100 years ago in Spokane: Yellowstone autos promote parks’ tourism; more McNutt murder details emerge

Spokane was actively promoting itself as the best route to and from the western parks, including Yellowstone, Glacier and Mt. Rainier. (Spokane Daily Chronicle archives)
Spokane was actively promoting itself as the best route to and from the western parks, including Yellowstone, Glacier and Mt. Rainier. (Spokane Daily Chronicle archives)

Two bright yellow Yellowstone National Park autos, including an omnibus, arrived in Spokane to promote tourism to Yellowstone and other western national parks, the Spokane Daily Chronicle reported.

Spokane embraced these visitors, because tourism to Yellowstone would naturally mean more tourism in Spokane. Spokane was actively promoting itself as the best route to and from the western parks, including Yellowstone, Glacier and Mt. Rainier.

From the murder beat: Sensational details were emerging every day in the William H. McNutt murder case.

First, the mystery caller who told police where to find McNutt’s buried body hadn’t made just one anonymous phone call to detectives. He called “every few days” for two weeks to add information to the story, the Chronicle reported. He never identified himself, although he called himself “an intimate friend of the McDonalds” and said they told him their secrets.

Police said the majority of his information had proven to be correct. Marie Jewel McDonald, Fay McDonald and Ted McDonald were being held in Los Angeles on murder charges, and a brother, Will McDonald was still being sought.

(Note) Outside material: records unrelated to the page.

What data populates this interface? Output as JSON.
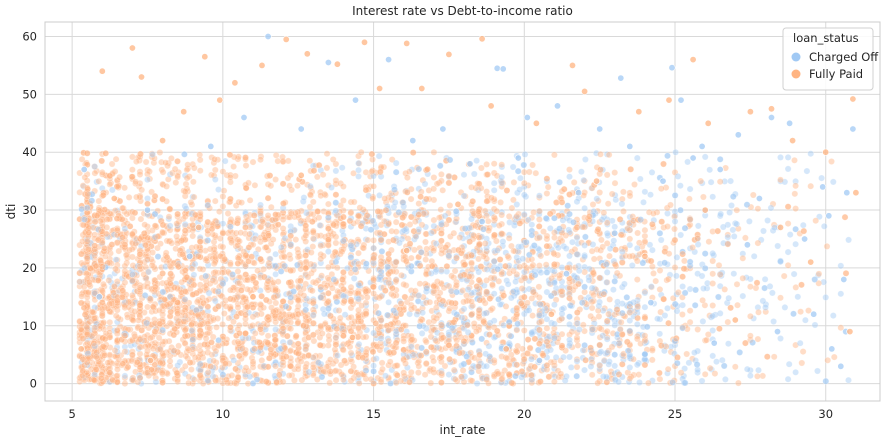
{
  "chart_data": {
    "type": "scatter",
    "title": "Interest rate vs Debt-to-income ratio",
    "xlabel": "int_rate",
    "ylabel": "dti",
    "xlim": [
      4.1,
      31.8
    ],
    "ylim": [
      -3,
      62.5
    ],
    "xticks": [
      "5",
      "10",
      "15",
      "20",
      "25",
      "30"
    ],
    "yticks": [
      "0",
      "10",
      "20",
      "30",
      "40",
      "50",
      "60"
    ],
    "grid": true,
    "legend": {
      "title": "loan_status",
      "placement": "top-right",
      "entries": [
        {
          "label": "Charged Off",
          "color": "#a1c9f4"
        },
        {
          "label": "Fully Paid",
          "color": "#ffb482"
        }
      ]
    },
    "series": [
      {
        "name": "Charged Off",
        "color": "#a1c9f4",
        "points": [
          [
            5.4,
            37
          ],
          [
            5.9,
            15
          ],
          [
            7.5,
            30
          ],
          [
            8.9,
            22
          ],
          [
            9.6,
            41
          ],
          [
            10.7,
            46
          ],
          [
            11.5,
            60
          ],
          [
            12.6,
            44
          ],
          [
            13.5,
            55.5
          ],
          [
            14.4,
            49
          ],
          [
            15.5,
            56
          ],
          [
            16.3,
            42
          ],
          [
            17.3,
            44
          ],
          [
            18.2,
            38
          ],
          [
            19.1,
            54.5
          ],
          [
            19.3,
            54.4
          ],
          [
            19.8,
            39
          ],
          [
            20.1,
            46
          ],
          [
            21.1,
            48
          ],
          [
            21.8,
            33
          ],
          [
            22.5,
            44
          ],
          [
            23.2,
            52.8
          ],
          [
            23.5,
            41
          ],
          [
            24.6,
            35
          ],
          [
            24.9,
            54.6
          ],
          [
            25.2,
            49
          ],
          [
            25.6,
            39
          ],
          [
            25.9,
            41
          ],
          [
            26.5,
            37
          ],
          [
            27.1,
            43
          ],
          [
            27.8,
            32
          ],
          [
            28.2,
            46
          ],
          [
            28.8,
            45
          ],
          [
            29.3,
            25
          ],
          [
            29.9,
            34
          ],
          [
            30.2,
            6
          ],
          [
            30.5,
            3
          ],
          [
            30.7,
            33
          ],
          [
            30.9,
            44
          ],
          [
            30.6,
            18
          ],
          [
            30.1,
            29
          ],
          [
            29.6,
            12
          ],
          [
            28.4,
            9
          ],
          [
            27.4,
            24
          ],
          [
            26.3,
            7
          ],
          [
            24.2,
            14
          ],
          [
            23.0,
            26
          ],
          [
            21.4,
            19
          ],
          [
            20.5,
            4
          ],
          [
            18.6,
            28
          ]
        ]
      },
      {
        "name": "Fully Paid",
        "color": "#ffb482",
        "points": [
          [
            6.0,
            54
          ],
          [
            7.0,
            58
          ],
          [
            7.3,
            53
          ],
          [
            8.0,
            42
          ],
          [
            8.7,
            47
          ],
          [
            9.4,
            56.5
          ],
          [
            9.9,
            49
          ],
          [
            10.4,
            52
          ],
          [
            11.3,
            55
          ],
          [
            12.1,
            59.5
          ],
          [
            12.8,
            57
          ],
          [
            13.8,
            55.2
          ],
          [
            14.7,
            59
          ],
          [
            15.2,
            51
          ],
          [
            16.1,
            58.8
          ],
          [
            16.6,
            51
          ],
          [
            17.5,
            56.9
          ],
          [
            18.6,
            59.6
          ],
          [
            18.9,
            48
          ],
          [
            20.4,
            45
          ],
          [
            21.6,
            55
          ],
          [
            22.0,
            50.5
          ],
          [
            23.8,
            47
          ],
          [
            24.8,
            49
          ],
          [
            25.6,
            56
          ],
          [
            26.1,
            45
          ],
          [
            27.5,
            47
          ],
          [
            28.2,
            47.5
          ],
          [
            28.9,
            42
          ],
          [
            30.0,
            40
          ],
          [
            30.9,
            49.2
          ],
          [
            31.0,
            33
          ],
          [
            30.8,
            9
          ],
          [
            29.5,
            21
          ],
          [
            28.5,
            27
          ],
          [
            27.0,
            11
          ],
          [
            26.0,
            30
          ],
          [
            24.0,
            22
          ],
          [
            22.4,
            35
          ],
          [
            20.9,
            12
          ],
          [
            19.4,
            6
          ],
          [
            17.8,
            31
          ],
          [
            16.1,
            23
          ],
          [
            14.3,
            8
          ],
          [
            12.6,
            36
          ],
          [
            11.0,
            15
          ],
          [
            9.2,
            27
          ],
          [
            7.6,
            4
          ],
          [
            6.4,
            32
          ],
          [
            5.3,
            6
          ]
        ]
      }
    ]
  }
}
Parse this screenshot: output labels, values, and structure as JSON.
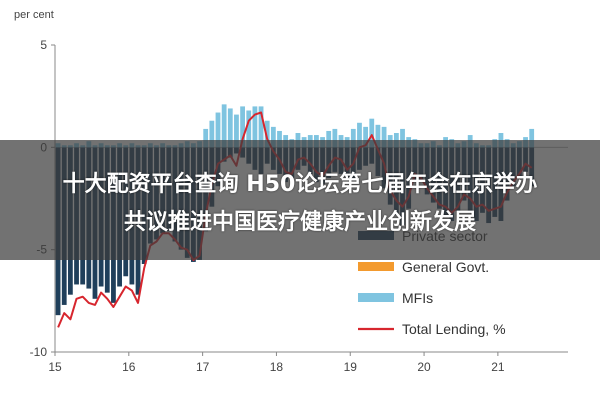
{
  "overlay": {
    "line1": "十大配资平台查询 H50论坛第七届年会在京举办",
    "line2": "共议推进中国医疗健康产业创新发展"
  },
  "colors": {
    "private_sector": "#1f3f5b",
    "general_govt": "#f39a2e",
    "mfis": "#7fc4e0",
    "total_lending": "#d7262e",
    "overlay_bg": "#3c3c3c"
  },
  "chart_data": {
    "type": "bar",
    "ylabel": "per cent",
    "ylim": [
      -10,
      5
    ],
    "yticks": [
      5,
      0,
      -5,
      -10
    ],
    "xticks": [
      "15",
      "16",
      "17",
      "18",
      "19",
      "20",
      "21"
    ],
    "grid": false,
    "legend_position": "bottom-right",
    "x_start": 2015.0,
    "x_step": 0.08333,
    "series": [
      {
        "name": "Private sector",
        "kind": "bar",
        "values": [
          -8.2,
          -7.7,
          -7.2,
          -6.7,
          -6.7,
          -6.9,
          -7.4,
          -6.8,
          -7.1,
          -7.6,
          -6.8,
          -6.3,
          -6.7,
          -7.2,
          -5.7,
          -4.7,
          -4.5,
          -4.2,
          -4.1,
          -4.6,
          -5.0,
          -5.4,
          -5.6,
          -5.5,
          -4.1,
          -2.9,
          -1.9,
          -0.7,
          -0.5,
          -0.3,
          -0.5,
          -0.8,
          -1.1,
          -1.3,
          -0.8,
          -1.1,
          -1.3,
          -1.7,
          -1.5,
          -1.1,
          -0.9,
          -1.3,
          -1.7,
          -1.8,
          -1.5,
          -1.2,
          -1.3,
          -1.5,
          -1.6,
          -1.1,
          -0.9,
          -0.8,
          -1.4,
          -2.0,
          -2.8,
          -3.3,
          -3.8,
          -3.0,
          -1.7,
          -1.6,
          -2.3,
          -2.7,
          -3.0,
          -3.4,
          -3.6,
          -3.1,
          -2.6,
          -3.2,
          -3.6,
          -3.2,
          -3.7,
          -3.4,
          -3.6,
          -2.6,
          -1.9,
          -1.5,
          -1.2,
          -1.9
        ]
      },
      {
        "name": "General Govt.",
        "kind": "bar",
        "values": [
          0,
          0,
          0,
          0,
          0,
          0,
          0,
          0,
          0,
          0,
          0,
          0,
          0,
          0,
          0,
          0,
          0,
          0,
          0,
          0,
          0,
          0,
          0,
          0,
          0,
          0,
          0,
          0,
          0,
          0,
          0,
          0,
          0,
          0,
          0,
          0,
          0,
          0,
          0,
          0,
          0,
          0,
          0,
          0,
          0,
          0,
          0,
          0,
          0,
          0,
          0,
          0,
          0,
          0,
          0,
          0,
          0,
          0,
          0,
          0,
          0,
          0,
          0,
          0,
          0,
          0,
          0,
          0,
          0,
          0,
          0,
          0,
          0,
          0,
          0,
          0,
          0,
          0
        ]
      },
      {
        "name": "MFIs",
        "kind": "bar",
        "values": [
          0.2,
          0.1,
          0.1,
          0.2,
          0.1,
          0.3,
          0.1,
          0.2,
          0.1,
          0.1,
          0.2,
          0.1,
          0.2,
          0.1,
          0.1,
          0.2,
          0.1,
          0.2,
          0.1,
          0.1,
          0.2,
          0.3,
          0.2,
          0.3,
          0.9,
          1.3,
          1.7,
          2.1,
          1.9,
          1.6,
          2.0,
          1.8,
          2.0,
          2.0,
          1.3,
          1.0,
          0.8,
          0.6,
          0.4,
          0.7,
          0.5,
          0.6,
          0.6,
          0.5,
          0.8,
          0.9,
          0.6,
          0.5,
          0.9,
          1.2,
          1.0,
          1.4,
          1.1,
          1.0,
          0.6,
          0.7,
          0.9,
          0.5,
          0.4,
          0.2,
          0.2,
          0.3,
          0.1,
          0.5,
          0.4,
          0.2,
          0.3,
          0.6,
          0.2,
          0.1,
          0.1,
          0.4,
          0.7,
          0.4,
          0.2,
          0.3,
          0.5,
          0.9
        ]
      },
      {
        "name": "Total Lending, %",
        "kind": "line",
        "values": [
          -8.8,
          -8.1,
          -8.4,
          -7.4,
          -7.3,
          -7.6,
          -7.7,
          -7.1,
          -7.4,
          -7.8,
          -7.3,
          -6.8,
          -7.0,
          -7.6,
          -5.9,
          -4.8,
          -4.6,
          -4.2,
          -4.2,
          -4.5,
          -4.9,
          -5.0,
          -5.5,
          -5.3,
          -3.3,
          -1.8,
          -0.8,
          -0.6,
          -0.4,
          -0.9,
          0.4,
          1.3,
          1.6,
          1.7,
          0.4,
          -0.2,
          -0.6,
          -1.2,
          -1.3,
          -0.6,
          -0.5,
          -0.8,
          -1.2,
          -1.4,
          -0.9,
          -0.5,
          -0.6,
          -1.1,
          -0.8,
          0.0,
          0.1,
          0.6,
          -0.1,
          -0.8,
          -2.1,
          -2.6,
          -2.9,
          -2.4,
          -1.3,
          -1.5,
          -2.0,
          -2.4,
          -2.8,
          -2.9,
          -3.2,
          -2.9,
          -2.3,
          -2.5,
          -2.9,
          -2.8,
          -3.1,
          -3.0,
          -2.9,
          -2.2,
          -1.7,
          -1.3,
          -0.8,
          -1.0
        ]
      }
    ]
  }
}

The McDonald sisters were often referred to as Marie Wilkinson and Fay Wilkinson while they lived in Spokane, and now the reason had emerged. Both sisters had been married to a Mr. Wilkinson, the Chronicle said. Marie was married to him first, and after they divorced, Fay, who was only 15, married him. It was described at the time as an “unusual love triangle.”

It was possible that Fay was still married to Wilkinson. Police were trying to find him to get more information.

The news also emerged that Marie McDonald was, in fact, the same Marie Wilkinson who was arrested and put on trial in Spokane 1916 for allegedly setting fire to her own house for insurance purposes.

The fire marshal found traces of kerosene scattered around her house. Yet her attorneys alleged in court that “her enemies” had set fire to her house. The trial resulted in a hung jury and charges were eventually dropped.

At the time, Marie was described as a former vaudeville singer and actress.